While there is much that is still unknown about COVID-19, the disease caused by the novel coronavirus, one reality that has become explicitly clear over the past 4 months is the pandemic’s disproportionate effect on minority populations, as well as those suffering from underlying health conditions such as chronic kidney disease (CKD).
Unfortunately, these two variables often go hand-in-hand. Long before the present pandemic, the burdens imposed by kidney disease fell heavily on America’s minority groups, and particularly African Americans, who suffer from kidney failure at far higher rates than their Caucasian counterparts. Now, with federal data showing that Black Medicare patients are nearly four times as likely to be hospitalized as a result of COVID-19, the thin veil over America’s appalling health disparities has been irrevocably lifted.
The roots of these disparities can be traced back a century, and even the most ardent racial justice advocates recognize that we cannot fix decades of structural healthcare inequality in the context of a fast-moving public health crisis. We can, however, ask our policymakers to take urgent and necessary policy steps to safeguard vulnerable patient populations and mitigate the severest effects of COVID-19 on these underserved groups, including within the kidney care community.
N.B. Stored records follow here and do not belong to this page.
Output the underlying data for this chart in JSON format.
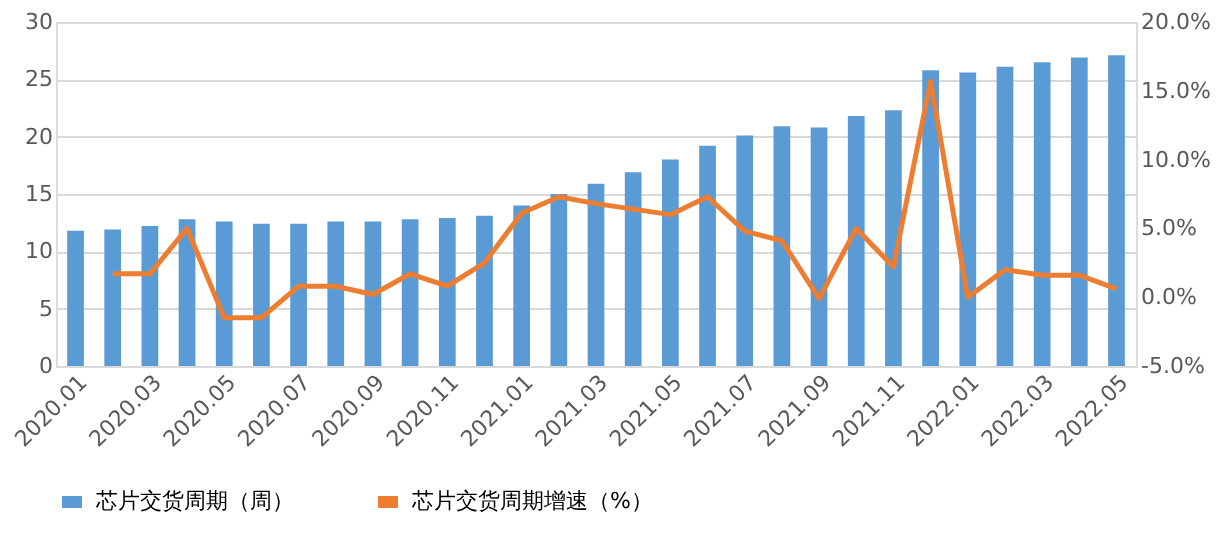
{
  "chart_data": {
    "type": "bar",
    "categories": [
      "2020.01",
      null,
      "2020.03",
      null,
      "2020.05",
      null,
      "2020.07",
      null,
      "2020.09",
      null,
      "2020.11",
      null,
      "2021.01",
      null,
      "2021.03",
      null,
      "2021.05",
      null,
      "2021.07",
      null,
      "2021.09",
      null,
      "2021.11",
      null,
      "2022.01",
      null,
      "2022.03",
      null,
      "2022.05"
    ],
    "series": [
      {
        "name": "芯片交货周期（周）",
        "color": "#5b9bd5",
        "values": [
          11.8,
          11.9,
          12.2,
          12.8,
          12.6,
          12.4,
          12.4,
          12.6,
          12.6,
          12.8,
          12.9,
          13.1,
          14.0,
          15.0,
          15.9,
          16.9,
          18.0,
          19.2,
          20.1,
          20.9,
          20.8,
          21.8,
          22.3,
          25.8,
          25.6,
          26.1,
          26.5,
          26.9,
          27.1
        ]
      },
      {
        "name": "芯片交货周期增速（%）",
        "color": "#ed7d31",
        "type": "line",
        "axis": "y2",
        "values": [
          null,
          1.7,
          1.7,
          5.0,
          -1.5,
          -1.5,
          0.8,
          0.8,
          0.2,
          1.7,
          0.8,
          2.5,
          6.1,
          7.3,
          6.8,
          6.4,
          6.0,
          7.3,
          4.8,
          4.1,
          -0.1,
          5.0,
          2.2,
          15.7,
          0.0,
          2.0,
          1.6,
          1.6,
          0.6
        ]
      }
    ],
    "ylim": [
      0,
      30
    ],
    "yticks": [
      0,
      5,
      10,
      15,
      20,
      25,
      30
    ],
    "y2lim": [
      -5,
      20
    ],
    "y2ticks": [
      {
        "value": -5,
        "label": "-5.0%"
      },
      {
        "value": 0,
        "label": "0.0%"
      },
      {
        "value": 5,
        "label": "5.0%"
      },
      {
        "value": 10,
        "label": "10.0%"
      },
      {
        "value": 15,
        "label": "15.0%"
      },
      {
        "value": 20,
        "label": "20.0%"
      }
    ],
    "grid": "y",
    "legend": "bottom",
    "marker": "none",
    "line_style": "solid"
  }
}
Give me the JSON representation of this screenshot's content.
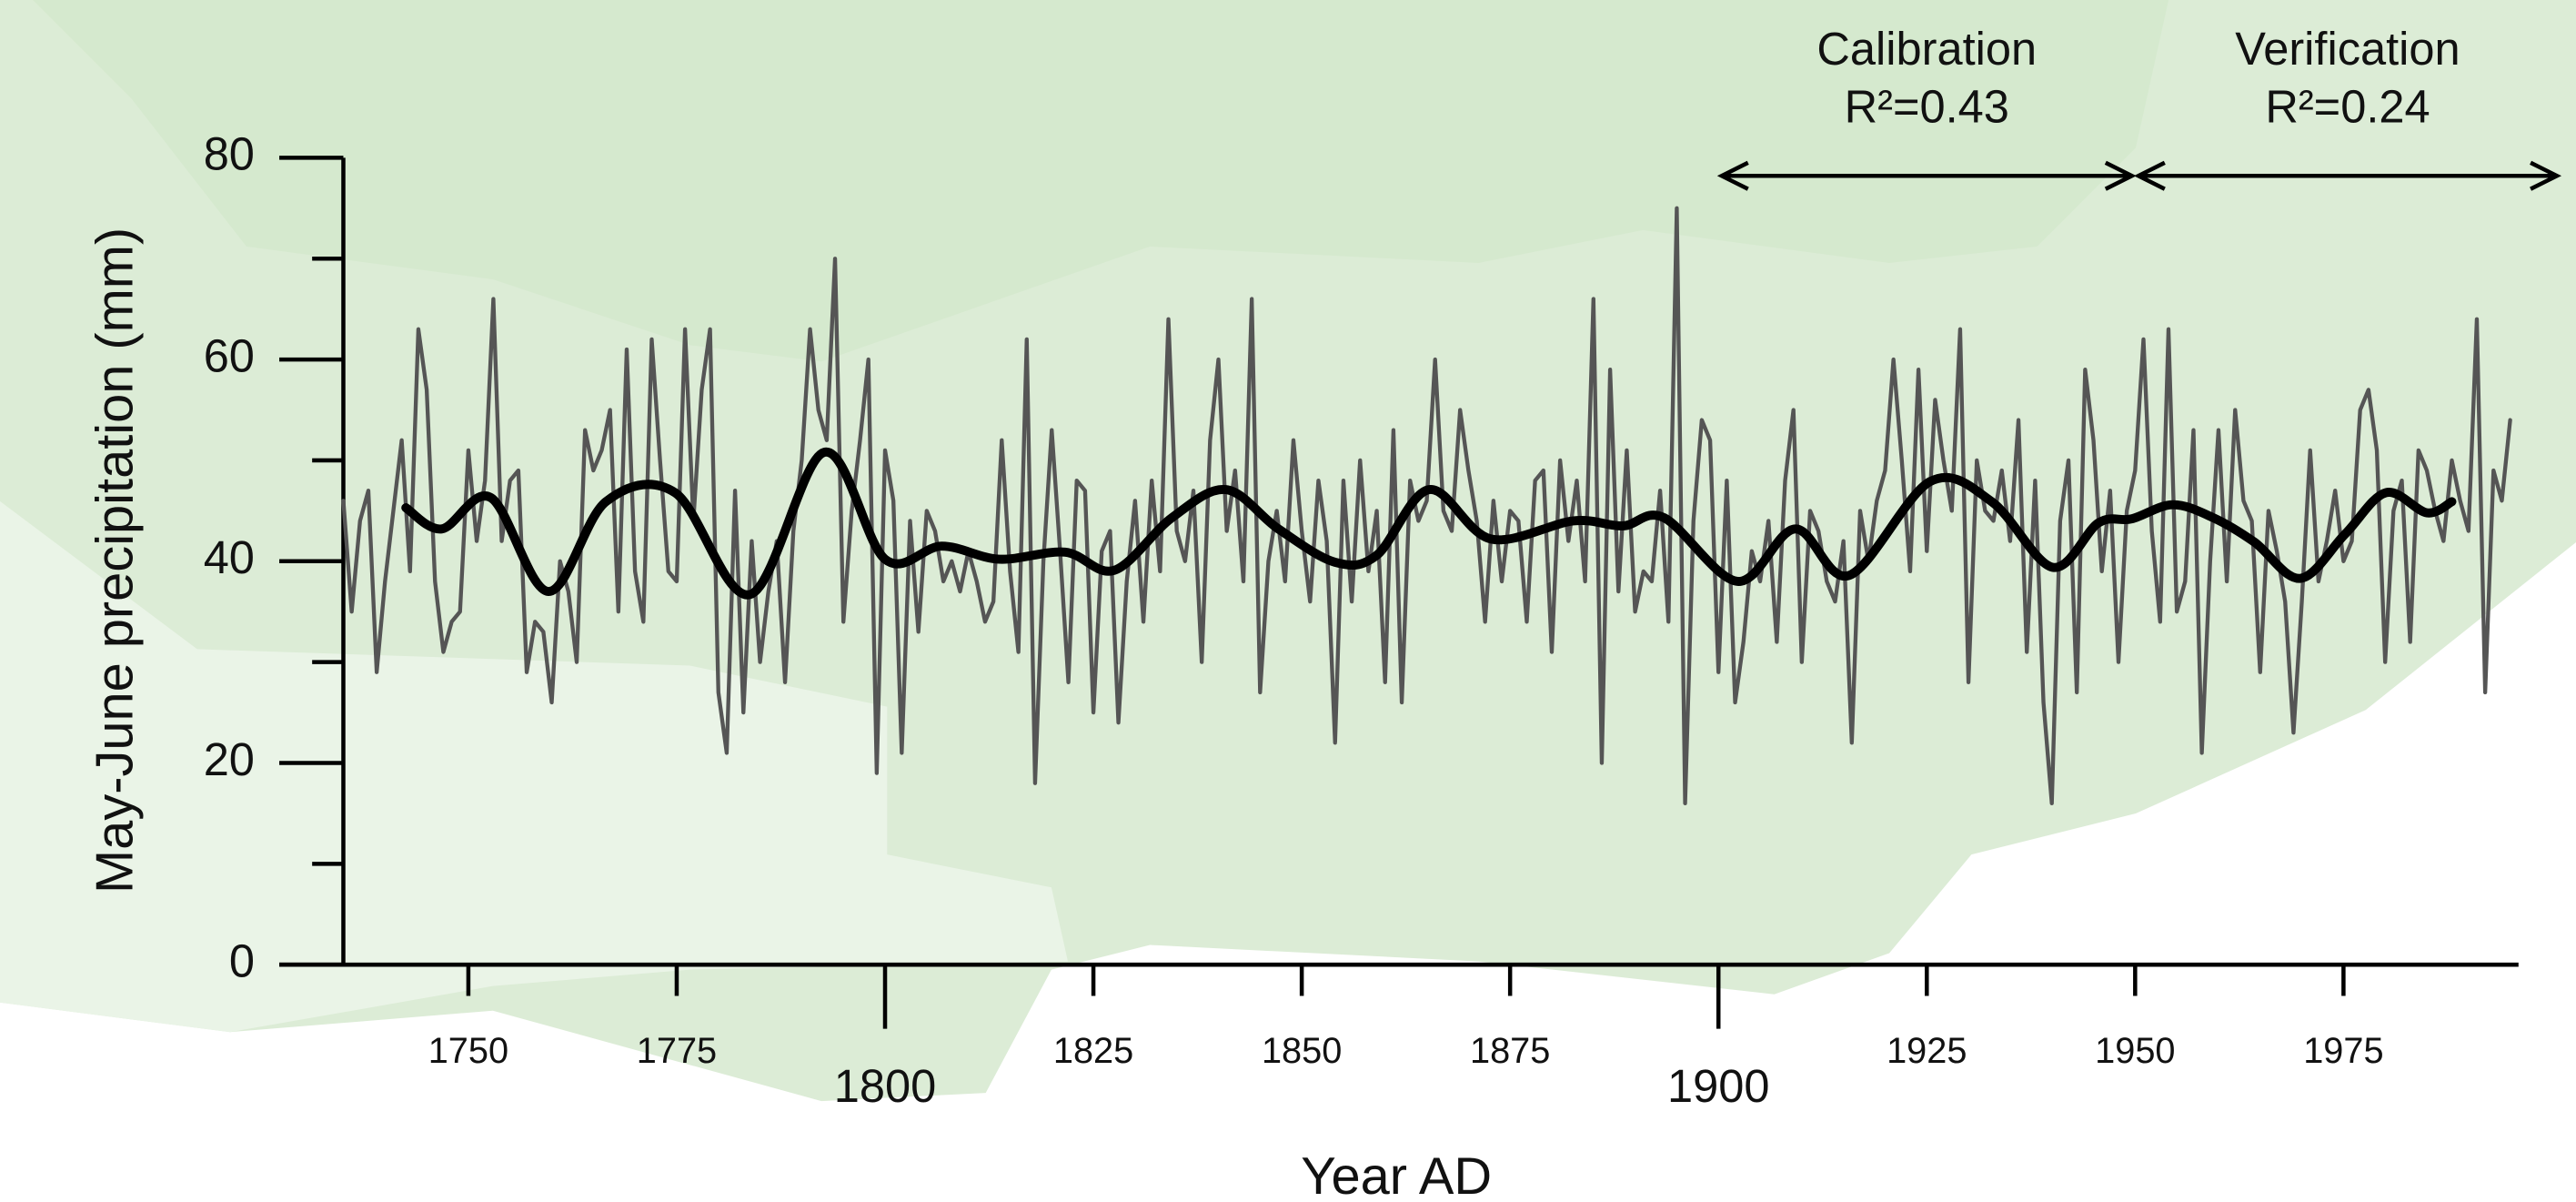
{
  "chart_data": {
    "type": "line",
    "xlabel": "Year AD",
    "ylabel": "May-June precipitation (mm)",
    "xlim": [
      1735,
      1996
    ],
    "ylim": [
      0,
      80
    ],
    "xticks": [
      1750,
      1775,
      1825,
      1850,
      1875,
      1925,
      1950,
      1975
    ],
    "xticks_major": [
      1800,
      1900
    ],
    "yticks": [
      0,
      20,
      40,
      60,
      80
    ],
    "yticks_minor": [
      10,
      30,
      50,
      70
    ],
    "series": [
      {
        "color": "#555555",
        "smooth": false,
        "x": [
          1735,
          1736,
          1737,
          1738,
          1739,
          1740,
          1741,
          1742,
          1743,
          1744,
          1745,
          1746,
          1747,
          1748,
          1749,
          1750,
          1751,
          1752,
          1753,
          1754,
          1755,
          1756,
          1757,
          1758,
          1759,
          1760,
          1761,
          1762,
          1763,
          1764,
          1765,
          1766,
          1767,
          1768,
          1769,
          1770,
          1771,
          1772,
          1773,
          1774,
          1775,
          1776,
          1777,
          1778,
          1779,
          1780,
          1781,
          1782,
          1783,
          1784,
          1785,
          1786,
          1787,
          1788,
          1789,
          1790,
          1791,
          1792,
          1793,
          1794,
          1795,
          1796,
          1797,
          1798,
          1799,
          1800,
          1801,
          1802,
          1803,
          1804,
          1805,
          1806,
          1807,
          1808,
          1809,
          1810,
          1811,
          1812,
          1813,
          1814,
          1815,
          1816,
          1817,
          1818,
          1819,
          1820,
          1821,
          1822,
          1823,
          1824,
          1825,
          1826,
          1827,
          1828,
          1829,
          1830,
          1831,
          1832,
          1833,
          1834,
          1835,
          1836,
          1837,
          1838,
          1839,
          1840,
          1841,
          1842,
          1843,
          1844,
          1845,
          1846,
          1847,
          1848,
          1849,
          1850,
          1851,
          1852,
          1853,
          1854,
          1855,
          1856,
          1857,
          1858,
          1859,
          1860,
          1861,
          1862,
          1863,
          1864,
          1865,
          1866,
          1867,
          1868,
          1869,
          1870,
          1871,
          1872,
          1873,
          1874,
          1875,
          1876,
          1877,
          1878,
          1879,
          1880,
          1881,
          1882,
          1883,
          1884,
          1885,
          1886,
          1887,
          1888,
          1889,
          1890,
          1891,
          1892,
          1893,
          1894,
          1895,
          1896,
          1897,
          1898,
          1899,
          1900,
          1901,
          1902,
          1903,
          1904,
          1905,
          1906,
          1907,
          1908,
          1909,
          1910,
          1911,
          1912,
          1913,
          1914,
          1915,
          1916,
          1917,
          1918,
          1919,
          1920,
          1921,
          1922,
          1923,
          1924,
          1925,
          1926,
          1927,
          1928,
          1929,
          1930,
          1931,
          1932,
          1933,
          1934,
          1935,
          1936,
          1937,
          1938,
          1939,
          1940,
          1941,
          1942,
          1943,
          1944,
          1945,
          1946,
          1947,
          1948,
          1949,
          1950,
          1951,
          1952,
          1953,
          1954,
          1955,
          1956,
          1957,
          1958,
          1959,
          1960,
          1961,
          1962,
          1963,
          1964,
          1965,
          1966,
          1967,
          1968,
          1969,
          1970,
          1971,
          1972,
          1973,
          1974,
          1975,
          1976,
          1977,
          1978,
          1979,
          1980,
          1981,
          1982,
          1983,
          1984,
          1985,
          1986,
          1987,
          1988,
          1989,
          1990,
          1991,
          1992,
          1993,
          1994,
          1995
        ],
        "values": [
          46,
          35,
          44,
          47,
          29,
          38,
          45,
          52,
          39,
          63,
          57,
          38,
          31,
          34,
          35,
          51,
          42,
          48,
          66,
          42,
          48,
          49,
          29,
          34,
          33,
          26,
          40,
          37,
          30,
          53,
          49,
          51,
          55,
          35,
          61,
          39,
          34,
          62,
          50,
          39,
          38,
          63,
          44,
          57,
          63,
          27,
          21,
          47,
          25,
          42,
          30,
          37,
          42,
          28,
          43,
          50,
          63,
          55,
          52,
          70,
          34,
          45,
          52,
          60,
          19,
          51,
          46,
          21,
          44,
          33,
          45,
          43,
          38,
          40,
          37,
          41,
          38,
          34,
          36,
          52,
          39,
          31,
          62,
          18,
          40,
          53,
          41,
          28,
          48,
          47,
          25,
          41,
          43,
          24,
          38,
          46,
          34,
          48,
          39,
          64,
          43,
          40,
          47,
          30,
          52,
          60,
          43,
          49,
          38,
          66,
          27,
          40,
          45,
          38,
          52,
          43,
          36,
          48,
          42,
          22,
          48,
          36,
          50,
          39,
          45,
          28,
          53,
          26,
          48,
          44,
          46,
          60,
          45,
          43,
          55,
          49,
          44,
          34,
          46,
          38,
          45,
          44,
          34,
          48,
          49,
          31,
          50,
          42,
          48,
          38,
          66,
          20,
          59,
          37,
          51,
          35,
          39,
          38,
          47,
          34,
          75,
          16,
          44,
          54,
          52,
          29,
          48,
          26,
          32,
          41,
          38,
          44,
          32,
          48,
          55,
          30,
          45,
          43,
          38,
          36,
          42,
          22,
          45,
          40,
          46,
          49,
          60,
          50,
          39,
          59,
          41,
          56,
          50,
          45,
          63,
          28,
          50,
          45,
          44,
          49,
          42,
          54,
          31,
          48,
          26,
          16,
          44,
          50,
          27,
          59,
          52,
          39,
          47,
          30,
          45,
          49,
          62,
          43,
          34,
          63,
          35,
          38,
          53,
          21,
          40,
          53,
          38,
          55,
          46,
          44,
          29,
          45,
          41,
          36,
          23,
          36,
          51,
          38,
          42,
          47,
          40,
          42,
          55,
          57,
          51,
          30,
          45,
          48,
          32,
          51,
          49,
          45,
          42,
          50,
          46,
          43,
          64,
          27,
          49,
          46,
          54
        ]
      },
      {
        "color": "#000000",
        "smooth": true,
        "x": [
          1742.5,
          1746.8,
          1752.7,
          1759.6,
          1766.5,
          1774.8,
          1783.8,
          1792.7,
          1800,
          1806.8,
          1813.7,
          1821.6,
          1827.5,
          1834.4,
          1840.9,
          1847.2,
          1854,
          1859,
          1865.3,
          1872.7,
          1882.6,
          1888.5,
          1893.5,
          1902.3,
          1909.2,
          1915.7,
          1925.4,
          1932.8,
          1940.1,
          1945.6,
          1949.6,
          1954.5,
          1959.4,
          1964.3,
          1969.8,
          1975.2,
          1980.1,
          1985,
          1988
        ],
        "values": [
          45.3,
          43.2,
          46.3,
          37.0,
          45.9,
          46.8,
          36.7,
          50.8,
          40.2,
          41.5,
          40.2,
          40.9,
          39.1,
          44.3,
          47.1,
          43.2,
          39.9,
          40.6,
          47.1,
          42.2,
          44.0,
          43.5,
          44.3,
          38.0,
          43.2,
          38.6,
          47.9,
          45.9,
          39.4,
          43.8,
          44.2,
          45.6,
          44.3,
          41.9,
          38.3,
          42.7,
          46.8,
          44.8,
          45.9
        ]
      }
    ],
    "annotations": [
      {
        "label": "Calibration",
        "stat": "R²=0.43",
        "span": [
          1900,
          1950
        ]
      },
      {
        "label": "Verification",
        "stat": "R²=0.24",
        "span": [
          1950,
          2001
        ]
      }
    ]
  }
}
For starters, policymakers should prioritize the removal of onerous prior authorization requirements that stifle CKD patient access to critical treatment and care. A requirement that physicians obtain approval from an insurer before prescribing what is often medically necessary treatment, prior authorization imposes superfluous process layers on physicians and patients at a time when our healthcare system is already stretched to the limit.
Worse still, treatments for chronic diseases that fall heavily on minority populations, such as CKD, are often the most frequent subject of these prior authorization regulations. In the context of COVID-19, where immuno-compromised CKD patients already face access shortages as they self-isolate at home, continuing to impose prior authorization requirements that only delay the delivery of treatment are counterproductive and impose disproportionate burdens on our most vulnerable patient populations.
The Centers for Medicare & Medicaid Services has already taken unprecedented steps to expand patient treatment access through a slew of recently announced policy updates. By requesting that health insurance companies move to immediately waive “prior authorization” requirements for the duration of the current national emergency, the agency can continue building off the enormous progress it has made in other areas.
As kidney patients continue to abide by CDC recommendations to self-isolate at home, another challenge that arises are the dangers associated with traveling to medical facilities to receive dialysis, IV-iron infusions to treat iron anemia, and other medically necessary treatments associated with CKD that are commonly delivered in the outpatient setting.
Reporting from The New York Times and The Washington Post has highlighted the threat of potential viral transmission that vulnerable kidney patients face at dialysis and other in-person treatment centers — a problem that will continue long after the number of confirmed coronavirus cases reaches its zenith.
Expecting already at-risk populations to congregate together in these facilities, whether dialysis or infusion centers, must be accompanied by revamped social distancing and infection control policy, as well as policy measures that ensure more patients can treat their disease in the home setting where possible.
While the stakeholders in the kidney care community have already made great strides towards increasing access to CKD treatments that can be delivered at home, such as home dialysis, more help is needed from federal policymakers to ensure vulnerable patients, particularly those covered by Medicare, can access these treatments.
On this front in particular, providing coverage under Medicare Part D for FDA-approved oral treatments for conditions associated with kidney disease would be a great way to keep vulnerable patients at home without risking exposure through visits to infusion centers or other hospital outpatient facilities.
Fortunately, lawmakers on both sides of the aisle have recognized this problem and introduced a potential legislative remedy. The Renal Anemia Innovation Support and Expansion (RAISE) Act (H.R. 8177), which was recently introduced by Reps. Larry Bucshon (R-Ind.), Tom O’Halleran (D-Ariz.), Markwayne Mullin (R-Okla.), and G.K. Butterfield (D-N.C.), would implement a minor regulatory update that would allow CKD patients to administer effective oral treatments for renal anemia in the home setting.
This simple fix, which has the backing of the nation’s leading kidney patient and physician advocacy organizations, would ensure that thousands of vulnerable patients are able to treat their renal anemia safely at home while abiding by CDC guidelines and avoiding crowded infusion centers.
Passage of the RAISE Act, wedded with other regulatory changes to support patient access to medically necessary care, would be small but significant steps forward towards strengthening America’s kidney treatment infrastructure. Now, as underserved populations who disproportionately suffer from chronic diseases such as CKD cope with the newly imposed challenges brought on by COVID-19, the federal government must take every conceivable step to streamline access to necessary and life-saving care.
Julianne Malveaux, PhD, is an economist, author, and president of economic education and president emerita of Bennett College in Greensboro, North Carolina.